Иосиф Шапиро посмотрел на часы:
— Ох, уже так поздно! Мне пора идти. Если хотите услышать мою историю до конца, мы могли бы встретиться завтра.
— Конечно. Буду ждать вас завтра.
Мне казалось, что те, кого я оставил в Нью-Йорке, обязательно бросятся на мои поиски. У меня не было фальшивого паспорта, и полиция легко могла выйти на мой след. Но очевидно, Циля смирилась с мыслью, что между нами все кончено. Я боялся, что она потребует огромные алименты и кто знает, что еще. Таковы уж законы гоев, да и еврейские ничуть не лучше — они всегда защищают преступников. Судьи, бандиты и адвокаты — винтики одного механизма. Они легко могут меняться местами. Они читают одни и те же книги, ходят в одни и те же ночные клубы, даже встречаются с одними и теми же женщинами. Только немногие еще верят в силу закона или высшую справедливость. Впрочем, пока они до меня еще не добрались, и я мог спокойно гулять по Тель-Авиву.

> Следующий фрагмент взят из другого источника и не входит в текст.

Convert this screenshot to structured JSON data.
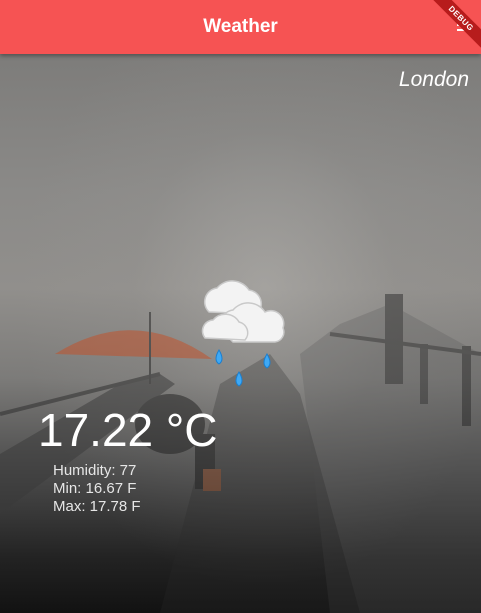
{
  "app_bar": {
    "title": "Weather",
    "menu_icon": "menu-icon",
    "debug_banner": "DEBUG"
  },
  "weather": {
    "city": "London",
    "icon": "cloud-rain-icon",
    "temperature": "17.22 °C",
    "humidity": "Humidity: 77",
    "min": "Min: 16.67 F",
    "max": "Max: 17.78 F"
  },
  "colors": {
    "app_bar": "#f65353",
    "debug_ribbon": "#b71c1c",
    "text": "#ffffff"
  }
}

В первые дни я не искал знакомств ни с кем. Мне хотелось побыть одному и, возможно впервые, основательно задуматься о своей прошлой жизни. Я прогуливался по улице Бен Иехуды, заходил в кафе на бульваре Дизенгофа, рассматривал других зевак, пьющих кофе, читающих газеты, курящих или просто изучающих прохожих. Стоило мимо пройти привлекательной женщине, как глаза мужчин тут же загорались, словно они не знали близости с женщиной Бог весть сколько. Их голодные взгляды будто вопрошали: «Есть ли тут шанс? Не о ней ли я мечтал? Случай свел нас, и кто знает, уж не начало ли это той великой любви, о которой так часто пишут в книгах?..» Все внезапные надежды рушились, как только женщина доходила до угла и поворачивала на улицу Фришмана или улицу Гордона, а потенциальный Дон-Жуан возвращался к своей недочитанной газете или недокуренной сигарете. Женщины, сидевшие за столиками, тоже наблюдали за проходившими мимо дамами и обменивались ехидными замечаниями: у этой толстые ноги, у той слишком широкие бедра, третья безвкусно одета… Витрины магазинов пестрели платьями, жакетами, нижним бельем самых модных фасонов. Комитет по языку уже нашел в иврите названия для всех этих тряпок. Уж в чем, в чем, а в словах у современного человека не бывает недостатка. Я сидел рядом с книжным магазином и время от времени поглядывал на его витрины. Низкопробные романы со всего мира уже были переведены на святой язык. Киоски пестрели плакатами, рекламирующими дешевые пьесы. Если бы не подписи на иврите, это мог бы быть Париж, Мадрид, Лиссабон или Рим. Да, Просвещение достигло своих целей. Мы стали похожи на другие народы. Мы питаем свои души той же грязью, что и они. Растим дочерей для разврата. Публикуем журналы, в которых на иврите расписываем подробности романов голливудских шлюх и сводников.